The first stars were believed to be huge, hundreds of solar masses, because the chunking process of matter had just begun. The early universe was very homogeneous — there were only tiny deviations in the smooth distribution of matter. Slowly, these deviations built up, and condensed into local pockets of gas. This process took a huge amount of time because gravity is relatively weak when there isn't already a lot of matter piled into one place.
The first stars are called "Population III" stars, in contrast to the Population II stars which came after them, and Population I stars like our Sun. These later stars have much higher metal content, which influences their dynamics in important ways. Today, a star much more massive than 150 Suns could not exist. Due to the presence of oxygen, nitrogen, and carbon in the core, hydrogen fusion reactions are catalyzed, and the star would blow itself apart before it had a chance to form.

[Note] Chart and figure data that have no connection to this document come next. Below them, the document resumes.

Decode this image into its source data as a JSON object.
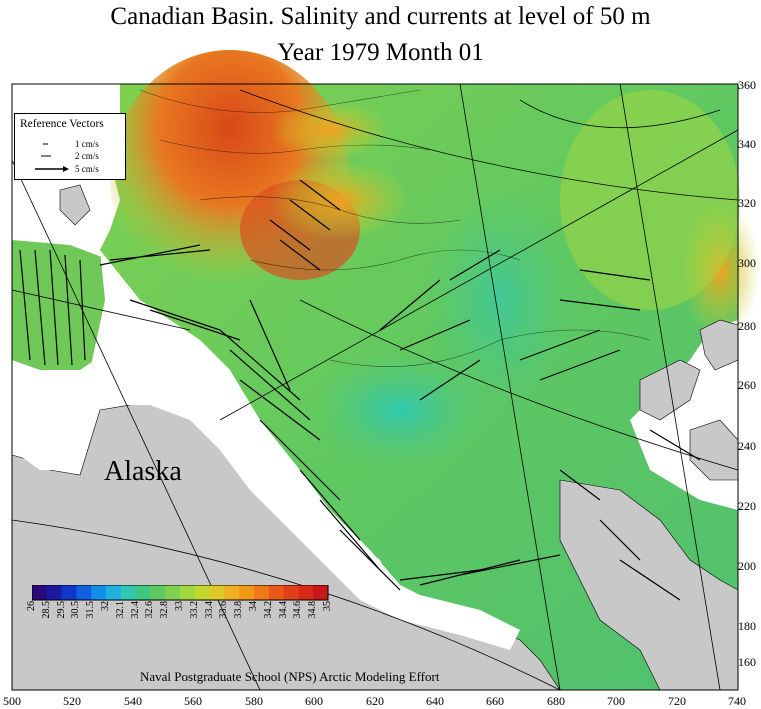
{
  "title_line1": "Canadian Basin. Salinity and currents at level of 50 m",
  "title_line2": "Year 1979   Month  01",
  "region_label": "Alaska",
  "credit": "Naval Postgraduate School (NPS) Arctic Modeling Effort",
  "reference_vectors": {
    "title": "Reference Vectors",
    "items": [
      "1 cm/s",
      "2 cm/s",
      "5 cm/s"
    ]
  },
  "x_axis_ticks": [
    "500",
    "520",
    "540",
    "560",
    "580",
    "600",
    "620",
    "640",
    "660",
    "680",
    "700",
    "720",
    "740"
  ],
  "y_axis_ticks": [
    "360",
    "340",
    "320",
    "300",
    "280",
    "260",
    "240",
    "220",
    "200",
    "180",
    "160"
  ],
  "colorbar": {
    "labels": [
      "26",
      "28.5",
      "29.5",
      "30.5",
      "31.5",
      "32",
      "32.1",
      "32.4",
      "32.6",
      "32.8",
      "33",
      "33.2",
      "33.4",
      "33.6",
      "33.8",
      "34",
      "34.2",
      "34.4",
      "34.6",
      "34.8",
      "35"
    ],
    "colors": [
      "#2a0a7a",
      "#1a1aa0",
      "#1038c8",
      "#1060e0",
      "#1090e8",
      "#20b0e0",
      "#30c8b0",
      "#40c880",
      "#60c860",
      "#80d050",
      "#a0d840",
      "#c0d830",
      "#e0c828",
      "#f0b020",
      "#f09818",
      "#f07818",
      "#e85818",
      "#e04018",
      "#d82818",
      "#c81818"
    ]
  },
  "colors": {
    "land": "#c8c8c8",
    "ice_white": "#ffffff",
    "salinity_high": "#e05818",
    "salinity_mid": "#60c860",
    "salinity_low": "#30c8a0"
  }
}
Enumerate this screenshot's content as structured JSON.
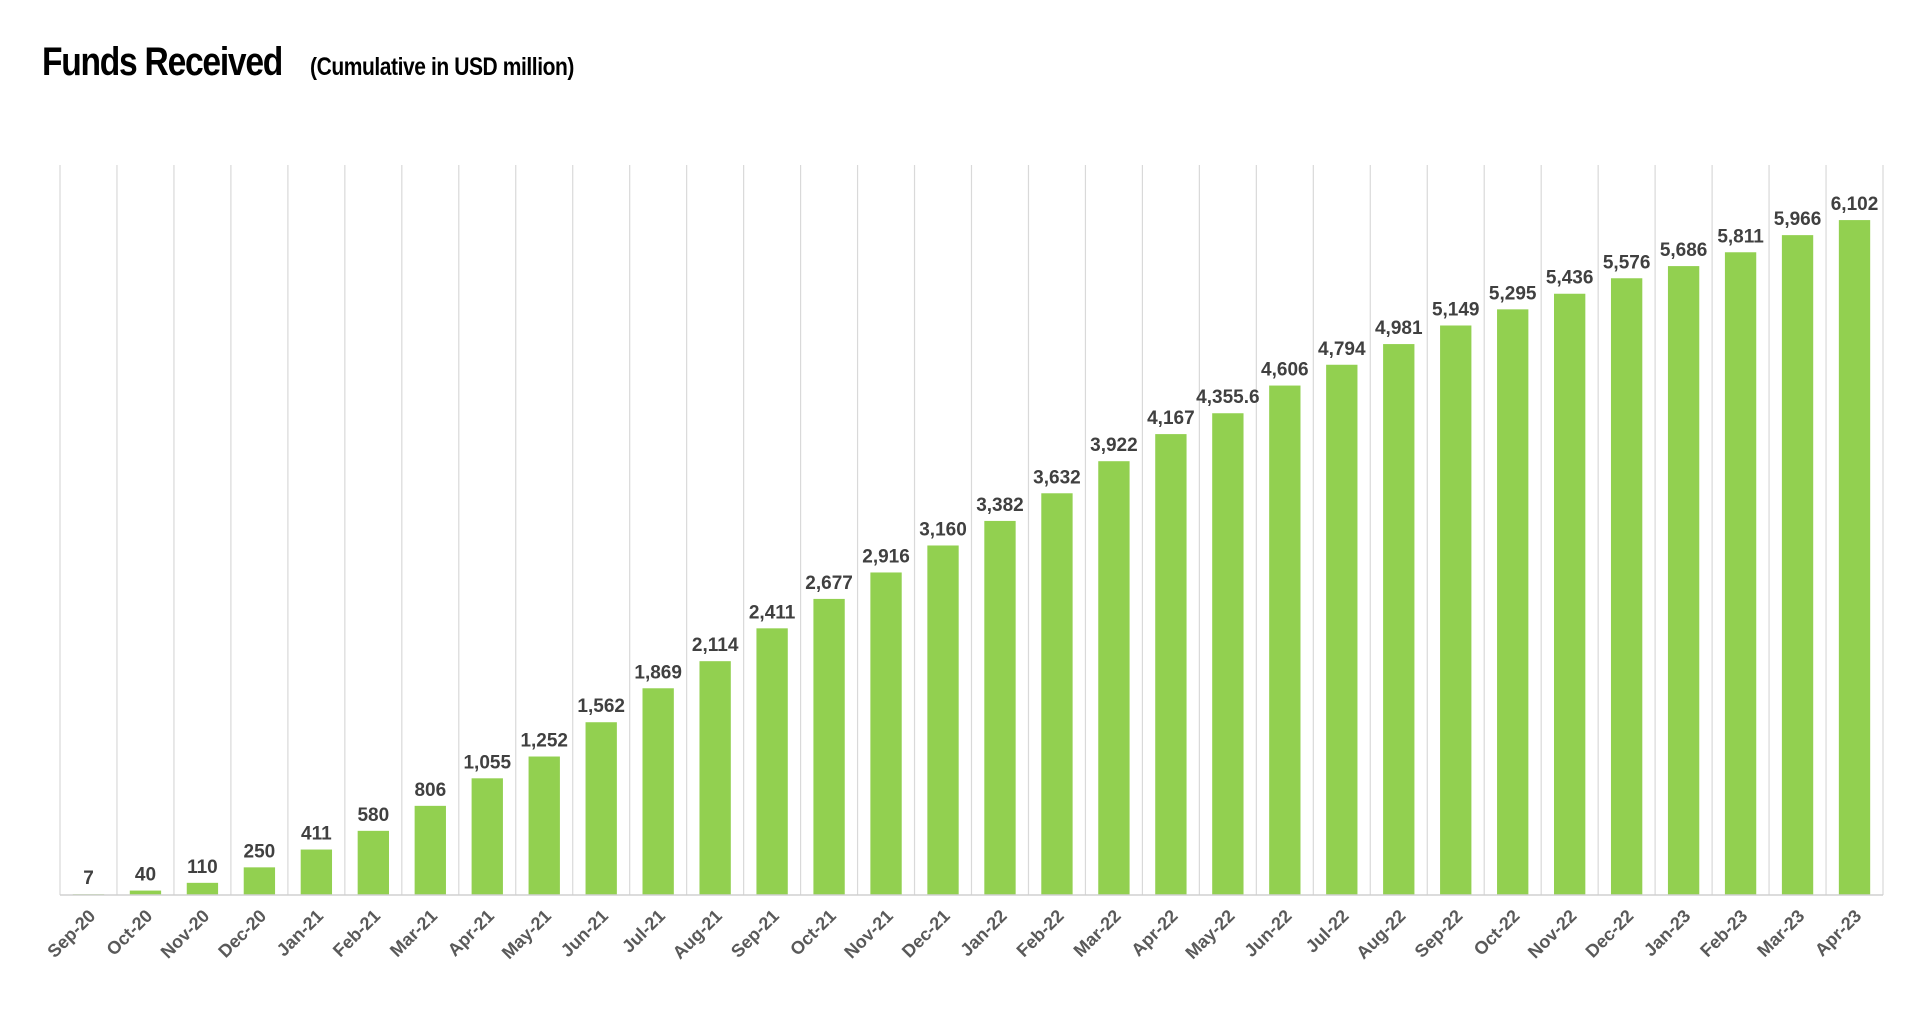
{
  "chart_data": {
    "type": "bar",
    "title": "Funds Received",
    "subtitle": "(Cumulative in USD million)",
    "xlabel": "",
    "ylabel": "",
    "ylim": [
      0,
      6600
    ],
    "grid": "vertical",
    "bar_color": "#92D050",
    "categories": [
      "Sep-20",
      "Oct-20",
      "Nov-20",
      "Dec-20",
      "Jan-21",
      "Feb-21",
      "Mar-21",
      "Apr-21",
      "May-21",
      "Jun-21",
      "Jul-21",
      "Aug-21",
      "Sep-21",
      "Oct-21",
      "Nov-21",
      "Dec-21",
      "Jan-22",
      "Feb-22",
      "Mar-22",
      "Apr-22",
      "May-22",
      "Jun-22",
      "Jul-22",
      "Aug-22",
      "Sep-22",
      "Oct-22",
      "Nov-22",
      "Dec-22",
      "Jan-23",
      "Feb-23",
      "Mar-23",
      "Apr-23"
    ],
    "values": [
      7,
      40,
      110,
      250,
      411,
      580,
      806,
      1055,
      1252,
      1562,
      1869,
      2114,
      2411,
      2677,
      2916,
      3160,
      3382,
      3632,
      3922,
      4167,
      4355.6,
      4606,
      4794,
      4981,
      5149,
      5295,
      5436,
      5576,
      5686,
      5811,
      5966,
      6102
    ],
    "data_labels": [
      "7",
      "40",
      "110",
      "250",
      "411",
      "580",
      "806",
      "1,055",
      "1,252",
      "1,562",
      "1,869",
      "2,114",
      "2,411",
      "2,677",
      "2,916",
      "3,160",
      "3,382",
      "3,632",
      "3,922",
      "4,167",
      "4,355.6",
      "4,606",
      "4,794",
      "4,981",
      "5,149",
      "5,295",
      "5,436",
      "5,576",
      "5,686",
      "5,811",
      "5,966",
      "6,102"
    ]
  }
}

But not so with the first stars. These things were massive. Scientists believe they may have caught a small glimpse of the glow of these stars using the Spitzer Space Telescope. Without heavy elements in their cores, these stars fused hydrogen using the p-p proton process, which takes a very long time. Still, due to their extreme mass, these stars would have had very dense and hot centers, accelerating the reactions. The first stars probably existed for no more than a million years. Due to their extreme distance, we probably won't be able to observe them until telescope technology improves significantly.